Non so ancora se saranno protagonisti o solo spettatori della performance. Può succede qualsiasi cosa perché è un teatro libero, molto lontano dalle formule tradizionali. Il mio approccio sperimentale non è però mai fine a sé stesso, ha sempre lo scopo di creare un momento di piacere e di interesse in chi partecipa. Tutto ciò che ho fatto in trent’anni di teatro, l’ho fatto per il pubblico e per gli attori. House of Us è un esperimento forse più coraggioso e imprevedibile dei miei precedenti, ma l’attitudine rimane la stessa. In questo caso credo che qualche piccola indicazione sia tuttavia necessaria. Ho pensato perciò di accogliere il pubblico all’arrivo per dare qualche informazione pratica sugli spazi, in modo che possano gestire al meglio il tempo a disposizione, senza soffermarsi troppo in una stanza correndo il rischio di non riuscire a percorrerle tutte. Durante la performance invece non parleremo molto con loro perché ciò che può veramente rendere questa esperienza magica è il trovarsi immersi in una situazione onirica.
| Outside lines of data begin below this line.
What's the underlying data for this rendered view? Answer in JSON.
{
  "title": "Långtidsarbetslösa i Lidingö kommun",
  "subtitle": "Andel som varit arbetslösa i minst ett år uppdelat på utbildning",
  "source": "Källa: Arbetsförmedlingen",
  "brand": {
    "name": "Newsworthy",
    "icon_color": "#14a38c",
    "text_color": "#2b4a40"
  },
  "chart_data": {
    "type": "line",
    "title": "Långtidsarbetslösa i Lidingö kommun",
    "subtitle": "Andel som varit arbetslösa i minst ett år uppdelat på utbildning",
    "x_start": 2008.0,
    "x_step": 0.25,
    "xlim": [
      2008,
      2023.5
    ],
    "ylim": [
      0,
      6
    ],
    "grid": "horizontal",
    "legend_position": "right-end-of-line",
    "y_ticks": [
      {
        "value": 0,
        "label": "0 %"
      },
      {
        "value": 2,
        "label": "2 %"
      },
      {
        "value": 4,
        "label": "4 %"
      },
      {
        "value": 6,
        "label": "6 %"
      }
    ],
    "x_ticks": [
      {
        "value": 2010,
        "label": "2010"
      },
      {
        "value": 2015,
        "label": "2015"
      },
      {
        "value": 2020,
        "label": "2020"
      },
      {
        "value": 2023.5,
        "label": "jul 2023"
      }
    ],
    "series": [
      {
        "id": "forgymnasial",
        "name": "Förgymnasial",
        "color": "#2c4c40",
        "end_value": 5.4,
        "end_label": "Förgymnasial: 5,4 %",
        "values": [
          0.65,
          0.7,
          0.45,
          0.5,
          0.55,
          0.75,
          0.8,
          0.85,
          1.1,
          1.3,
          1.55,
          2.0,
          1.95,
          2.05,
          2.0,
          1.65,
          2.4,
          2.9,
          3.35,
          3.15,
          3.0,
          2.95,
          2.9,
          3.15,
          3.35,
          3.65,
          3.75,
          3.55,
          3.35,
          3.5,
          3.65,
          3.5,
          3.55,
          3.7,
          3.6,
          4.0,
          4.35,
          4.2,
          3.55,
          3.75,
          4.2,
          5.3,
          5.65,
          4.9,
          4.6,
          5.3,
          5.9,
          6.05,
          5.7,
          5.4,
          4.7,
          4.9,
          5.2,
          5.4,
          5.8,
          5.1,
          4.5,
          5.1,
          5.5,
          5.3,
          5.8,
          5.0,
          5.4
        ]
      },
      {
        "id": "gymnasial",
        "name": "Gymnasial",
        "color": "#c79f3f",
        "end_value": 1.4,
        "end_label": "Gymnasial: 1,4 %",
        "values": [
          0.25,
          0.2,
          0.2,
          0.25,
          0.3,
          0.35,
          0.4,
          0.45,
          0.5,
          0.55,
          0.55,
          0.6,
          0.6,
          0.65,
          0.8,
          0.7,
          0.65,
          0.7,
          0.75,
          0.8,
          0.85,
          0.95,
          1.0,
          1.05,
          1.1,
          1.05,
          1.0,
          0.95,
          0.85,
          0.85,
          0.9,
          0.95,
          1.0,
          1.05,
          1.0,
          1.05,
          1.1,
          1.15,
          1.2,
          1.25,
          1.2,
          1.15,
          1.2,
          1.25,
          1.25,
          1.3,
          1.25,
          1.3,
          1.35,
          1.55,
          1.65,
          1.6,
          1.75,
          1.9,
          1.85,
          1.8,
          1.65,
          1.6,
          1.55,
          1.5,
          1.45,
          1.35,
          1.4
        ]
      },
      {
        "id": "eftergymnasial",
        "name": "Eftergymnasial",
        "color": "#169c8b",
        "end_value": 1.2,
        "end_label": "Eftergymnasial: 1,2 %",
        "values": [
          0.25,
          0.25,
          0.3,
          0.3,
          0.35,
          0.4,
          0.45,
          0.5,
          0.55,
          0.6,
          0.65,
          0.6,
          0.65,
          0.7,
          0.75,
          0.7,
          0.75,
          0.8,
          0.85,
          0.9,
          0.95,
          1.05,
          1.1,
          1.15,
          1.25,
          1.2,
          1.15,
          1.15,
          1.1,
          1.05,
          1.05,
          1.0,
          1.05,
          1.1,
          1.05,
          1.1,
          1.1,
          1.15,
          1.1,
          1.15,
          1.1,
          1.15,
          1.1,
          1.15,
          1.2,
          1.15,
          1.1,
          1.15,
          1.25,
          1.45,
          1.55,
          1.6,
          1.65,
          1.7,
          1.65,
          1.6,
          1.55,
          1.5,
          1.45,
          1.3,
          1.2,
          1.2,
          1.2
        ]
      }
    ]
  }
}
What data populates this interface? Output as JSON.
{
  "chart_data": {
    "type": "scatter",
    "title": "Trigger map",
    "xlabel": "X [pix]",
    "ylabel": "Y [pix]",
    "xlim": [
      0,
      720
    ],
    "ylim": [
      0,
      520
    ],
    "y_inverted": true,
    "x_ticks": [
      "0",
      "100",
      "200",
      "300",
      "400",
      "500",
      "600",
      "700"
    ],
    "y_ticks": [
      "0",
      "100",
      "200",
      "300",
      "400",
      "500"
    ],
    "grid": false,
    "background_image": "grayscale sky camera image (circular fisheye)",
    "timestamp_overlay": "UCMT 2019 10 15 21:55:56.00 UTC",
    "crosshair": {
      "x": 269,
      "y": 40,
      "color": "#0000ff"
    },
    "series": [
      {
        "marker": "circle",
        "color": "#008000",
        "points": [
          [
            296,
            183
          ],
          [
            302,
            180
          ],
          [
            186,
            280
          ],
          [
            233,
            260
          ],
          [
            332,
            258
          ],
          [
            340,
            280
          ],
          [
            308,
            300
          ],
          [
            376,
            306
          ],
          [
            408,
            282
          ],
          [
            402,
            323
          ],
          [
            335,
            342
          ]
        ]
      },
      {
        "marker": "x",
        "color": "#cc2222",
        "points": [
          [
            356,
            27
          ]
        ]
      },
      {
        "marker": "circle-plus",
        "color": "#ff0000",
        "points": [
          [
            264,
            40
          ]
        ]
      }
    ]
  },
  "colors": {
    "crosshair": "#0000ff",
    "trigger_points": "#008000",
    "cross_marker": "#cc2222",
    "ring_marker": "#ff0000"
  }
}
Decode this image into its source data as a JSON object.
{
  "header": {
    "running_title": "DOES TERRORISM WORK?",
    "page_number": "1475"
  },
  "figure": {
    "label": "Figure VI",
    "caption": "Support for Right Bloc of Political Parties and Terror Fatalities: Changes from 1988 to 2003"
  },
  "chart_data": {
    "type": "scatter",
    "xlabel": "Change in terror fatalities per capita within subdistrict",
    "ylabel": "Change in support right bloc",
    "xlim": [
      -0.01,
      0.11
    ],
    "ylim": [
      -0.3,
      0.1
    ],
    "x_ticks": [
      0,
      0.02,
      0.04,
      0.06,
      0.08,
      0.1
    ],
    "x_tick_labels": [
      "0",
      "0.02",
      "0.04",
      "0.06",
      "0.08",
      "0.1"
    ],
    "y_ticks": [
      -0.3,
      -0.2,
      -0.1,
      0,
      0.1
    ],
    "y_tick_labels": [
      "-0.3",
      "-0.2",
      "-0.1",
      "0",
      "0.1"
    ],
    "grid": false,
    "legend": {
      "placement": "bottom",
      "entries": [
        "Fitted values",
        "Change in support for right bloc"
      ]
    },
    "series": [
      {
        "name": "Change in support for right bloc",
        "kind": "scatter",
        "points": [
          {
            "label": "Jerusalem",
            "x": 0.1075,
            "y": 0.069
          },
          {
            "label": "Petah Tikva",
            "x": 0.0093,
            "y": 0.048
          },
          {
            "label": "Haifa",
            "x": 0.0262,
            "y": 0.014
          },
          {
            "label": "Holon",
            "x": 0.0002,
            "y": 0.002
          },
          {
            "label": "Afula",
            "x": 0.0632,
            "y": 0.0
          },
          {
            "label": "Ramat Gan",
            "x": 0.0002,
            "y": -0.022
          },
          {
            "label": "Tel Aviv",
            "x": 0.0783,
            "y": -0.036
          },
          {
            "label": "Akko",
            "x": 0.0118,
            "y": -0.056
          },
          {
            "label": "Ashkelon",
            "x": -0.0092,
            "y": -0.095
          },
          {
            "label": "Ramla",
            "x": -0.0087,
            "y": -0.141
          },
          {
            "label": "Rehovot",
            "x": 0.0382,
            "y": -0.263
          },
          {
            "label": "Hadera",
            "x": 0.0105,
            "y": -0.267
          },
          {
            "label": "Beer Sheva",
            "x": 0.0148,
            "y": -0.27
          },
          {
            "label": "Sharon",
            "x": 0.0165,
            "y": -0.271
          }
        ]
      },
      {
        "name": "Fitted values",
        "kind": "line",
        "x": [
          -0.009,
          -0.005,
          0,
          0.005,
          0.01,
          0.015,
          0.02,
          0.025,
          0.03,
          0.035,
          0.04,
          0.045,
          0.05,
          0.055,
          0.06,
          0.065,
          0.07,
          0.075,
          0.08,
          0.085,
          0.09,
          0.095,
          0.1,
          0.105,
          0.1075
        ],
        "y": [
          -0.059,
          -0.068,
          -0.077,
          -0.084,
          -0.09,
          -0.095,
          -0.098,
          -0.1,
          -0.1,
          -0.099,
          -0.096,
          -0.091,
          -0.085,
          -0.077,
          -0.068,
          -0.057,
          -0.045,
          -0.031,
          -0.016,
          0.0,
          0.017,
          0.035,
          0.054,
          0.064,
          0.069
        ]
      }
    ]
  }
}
Come succede ai protagonisti de La rosa purpurea del Cairo di Woody Allen quando oltrepassano il confine tra realtà e finzione, allo stesso modo il pubblico di House of Us incontrerà ombre e spiriti, entrerà nel sogno di qualcun altro.

Attraverso i molti oggetti presenti lei racconta la sua vita come in una sorta di biografia. Se dovesse sceglierne due in particolare quali sarebbero?
Direi innanzitutto il tavolo della cucina. Quando avevo 16 anni rimasi affascinata da una foto che ritraeva Čechov seduto ad un tavolo in una dacia insieme agli attori che avrebbero poi portato in scena la prima de Il gabbiano. Da allora per me il tavolo è diventato un simbolo di condivisione e di creatività. Il secondo oggetto è l’asciugatrice. Quando sono a casa passo il tempo a piegare i vestiti delle mie figlie. Piegare vestiti assomiglia alla vita, è un lavoro continuo. Appena pensi di aver finito e di aver piegato per bene tutti i vestiti, devi ricominciare da capo.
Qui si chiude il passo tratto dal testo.